Heggenmussen kondigen het voorjaar aan
Op een zonnige dag in februari kan het zomaar gebeuren dat je een hoog, ijl riedeltje hoort, zeker in de stad. Grote kans dat het een Heggenmus is die zijn keel smeert, niet zelden vanaf een conifeer of pergola. Het is een van de eerste voorbodes van het voorjaar.
In ons land is de Heggenmus overwegend een standvogel, in de winter aangevuld met overwinteraars uit Scandinavië en Noord-Duitsland. Dan is hij bijzonder onopvallend en scharrelt graag onder de voederplank en steeds in de buurt van struiken (veiligheid!) zijn kostje bij elkaar.

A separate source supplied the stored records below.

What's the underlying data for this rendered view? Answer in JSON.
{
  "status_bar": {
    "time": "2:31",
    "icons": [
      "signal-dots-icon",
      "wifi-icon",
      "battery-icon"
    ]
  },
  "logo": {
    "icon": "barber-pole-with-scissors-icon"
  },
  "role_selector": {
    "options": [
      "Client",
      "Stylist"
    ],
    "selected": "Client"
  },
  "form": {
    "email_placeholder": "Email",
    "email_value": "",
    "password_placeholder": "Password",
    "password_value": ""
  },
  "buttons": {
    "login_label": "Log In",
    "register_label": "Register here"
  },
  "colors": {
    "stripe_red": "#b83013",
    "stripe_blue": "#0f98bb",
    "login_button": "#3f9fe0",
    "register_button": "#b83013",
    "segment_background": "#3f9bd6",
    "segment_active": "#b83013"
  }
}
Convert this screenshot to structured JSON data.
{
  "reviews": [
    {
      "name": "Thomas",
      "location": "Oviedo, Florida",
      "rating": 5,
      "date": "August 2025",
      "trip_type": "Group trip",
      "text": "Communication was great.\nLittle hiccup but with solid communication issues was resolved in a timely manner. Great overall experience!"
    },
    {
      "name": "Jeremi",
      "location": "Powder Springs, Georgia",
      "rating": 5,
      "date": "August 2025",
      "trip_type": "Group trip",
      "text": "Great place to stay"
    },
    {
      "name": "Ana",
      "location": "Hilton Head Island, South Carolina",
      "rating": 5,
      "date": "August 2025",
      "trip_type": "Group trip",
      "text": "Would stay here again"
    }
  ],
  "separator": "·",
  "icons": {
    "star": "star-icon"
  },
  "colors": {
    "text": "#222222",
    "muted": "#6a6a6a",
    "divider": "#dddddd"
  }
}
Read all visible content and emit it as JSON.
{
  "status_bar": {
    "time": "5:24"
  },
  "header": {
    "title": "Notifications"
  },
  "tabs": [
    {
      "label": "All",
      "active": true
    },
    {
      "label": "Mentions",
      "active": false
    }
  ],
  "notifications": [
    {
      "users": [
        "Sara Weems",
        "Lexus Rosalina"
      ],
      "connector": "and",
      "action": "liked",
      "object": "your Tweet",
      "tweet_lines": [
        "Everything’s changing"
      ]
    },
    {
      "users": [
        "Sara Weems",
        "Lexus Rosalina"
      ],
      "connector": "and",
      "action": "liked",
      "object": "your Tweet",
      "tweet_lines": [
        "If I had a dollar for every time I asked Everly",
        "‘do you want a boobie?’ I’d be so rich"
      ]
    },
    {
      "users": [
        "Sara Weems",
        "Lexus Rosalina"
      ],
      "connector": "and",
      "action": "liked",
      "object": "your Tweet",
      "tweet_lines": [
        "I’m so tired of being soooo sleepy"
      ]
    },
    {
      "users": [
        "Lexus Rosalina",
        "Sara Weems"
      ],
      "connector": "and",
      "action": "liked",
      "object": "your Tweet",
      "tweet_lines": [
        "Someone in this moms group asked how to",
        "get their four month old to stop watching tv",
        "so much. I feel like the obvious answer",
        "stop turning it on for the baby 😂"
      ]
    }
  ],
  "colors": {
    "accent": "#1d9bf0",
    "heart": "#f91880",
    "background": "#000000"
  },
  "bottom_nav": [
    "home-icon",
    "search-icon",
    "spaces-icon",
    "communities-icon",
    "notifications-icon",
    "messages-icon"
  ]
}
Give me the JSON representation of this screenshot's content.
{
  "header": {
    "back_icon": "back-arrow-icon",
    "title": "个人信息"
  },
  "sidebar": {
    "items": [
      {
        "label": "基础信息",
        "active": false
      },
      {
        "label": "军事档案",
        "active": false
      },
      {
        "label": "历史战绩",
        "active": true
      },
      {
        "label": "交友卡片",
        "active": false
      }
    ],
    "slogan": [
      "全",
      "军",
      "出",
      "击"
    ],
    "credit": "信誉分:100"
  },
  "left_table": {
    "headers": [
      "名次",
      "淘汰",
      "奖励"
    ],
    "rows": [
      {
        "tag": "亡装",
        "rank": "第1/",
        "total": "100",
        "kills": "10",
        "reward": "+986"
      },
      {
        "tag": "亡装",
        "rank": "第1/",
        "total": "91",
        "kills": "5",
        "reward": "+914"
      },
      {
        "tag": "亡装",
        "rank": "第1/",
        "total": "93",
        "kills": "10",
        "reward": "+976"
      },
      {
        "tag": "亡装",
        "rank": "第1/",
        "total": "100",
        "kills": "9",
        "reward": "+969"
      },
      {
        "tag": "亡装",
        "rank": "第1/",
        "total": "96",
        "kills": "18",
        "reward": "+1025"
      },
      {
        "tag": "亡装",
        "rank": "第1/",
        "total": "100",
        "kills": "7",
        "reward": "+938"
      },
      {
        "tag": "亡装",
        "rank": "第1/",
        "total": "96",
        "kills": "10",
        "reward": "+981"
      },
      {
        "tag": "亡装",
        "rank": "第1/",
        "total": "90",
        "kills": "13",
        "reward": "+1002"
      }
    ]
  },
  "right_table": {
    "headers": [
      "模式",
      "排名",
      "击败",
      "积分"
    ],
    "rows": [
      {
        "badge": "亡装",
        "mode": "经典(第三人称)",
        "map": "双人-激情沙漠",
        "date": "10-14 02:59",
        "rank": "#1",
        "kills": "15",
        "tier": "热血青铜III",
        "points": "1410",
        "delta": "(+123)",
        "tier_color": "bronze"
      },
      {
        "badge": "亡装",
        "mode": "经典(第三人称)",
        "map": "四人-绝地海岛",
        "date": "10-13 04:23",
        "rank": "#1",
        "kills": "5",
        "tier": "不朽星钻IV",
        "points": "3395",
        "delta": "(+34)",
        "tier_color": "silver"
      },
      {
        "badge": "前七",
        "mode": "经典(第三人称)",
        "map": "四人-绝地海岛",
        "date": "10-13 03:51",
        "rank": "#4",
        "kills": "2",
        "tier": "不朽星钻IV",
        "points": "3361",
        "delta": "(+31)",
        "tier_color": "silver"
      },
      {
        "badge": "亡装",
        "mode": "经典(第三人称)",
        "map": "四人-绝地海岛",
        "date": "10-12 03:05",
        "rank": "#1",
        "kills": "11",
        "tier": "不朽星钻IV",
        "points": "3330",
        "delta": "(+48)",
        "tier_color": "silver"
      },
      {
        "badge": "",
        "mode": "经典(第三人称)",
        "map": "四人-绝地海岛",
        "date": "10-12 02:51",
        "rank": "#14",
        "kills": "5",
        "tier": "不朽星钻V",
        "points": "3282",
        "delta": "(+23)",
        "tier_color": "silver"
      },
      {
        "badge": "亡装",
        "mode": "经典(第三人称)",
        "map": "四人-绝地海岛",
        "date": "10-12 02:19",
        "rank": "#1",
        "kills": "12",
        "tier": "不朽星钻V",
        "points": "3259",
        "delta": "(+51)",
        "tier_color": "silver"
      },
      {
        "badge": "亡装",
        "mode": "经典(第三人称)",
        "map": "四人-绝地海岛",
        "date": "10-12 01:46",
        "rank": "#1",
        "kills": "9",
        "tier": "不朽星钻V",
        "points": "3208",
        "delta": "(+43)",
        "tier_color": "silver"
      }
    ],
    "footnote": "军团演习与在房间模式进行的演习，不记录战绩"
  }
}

Door zijn schutkleur en het stiekeme gedrag, zich bijna als een muis voortbewegend met een schokkerig loopje, valt de Heggenmus nauwelijks op. De naam Heggenmuis zou misschien toepasselijker zijn.
Kenmerkende zang
De wat slepende zang lijkt een beetje op die van een roodborst, maar ontbeert de heldere ‘waterval’ van parelende klanken, is zachter en minder gevarieerd. De dunne priemsnavel verraadt dat de heggenmus hoofdzakelijk een insecteneter is, met tevens kleine zaden op het menu.
Algemene broedvogel
De Heggenmus is een van de algemenere vogelsoorten van ons land. Met rond de 200.000 broedparen staat hij in de Top 15 van algemeenste broedvogels. De dichtheden zijn het grootst in boerenland met veel heggen, stedelijke omgeving met veel groen, en struweelrijke duinen. In bossen is het een bewoner van randen en verjongingsplekken. Heggenmussen houden niet van grote aaneengesloten bossen; in grote landbouwgebieden zonder struiken ontbreekt de soort doorgaans.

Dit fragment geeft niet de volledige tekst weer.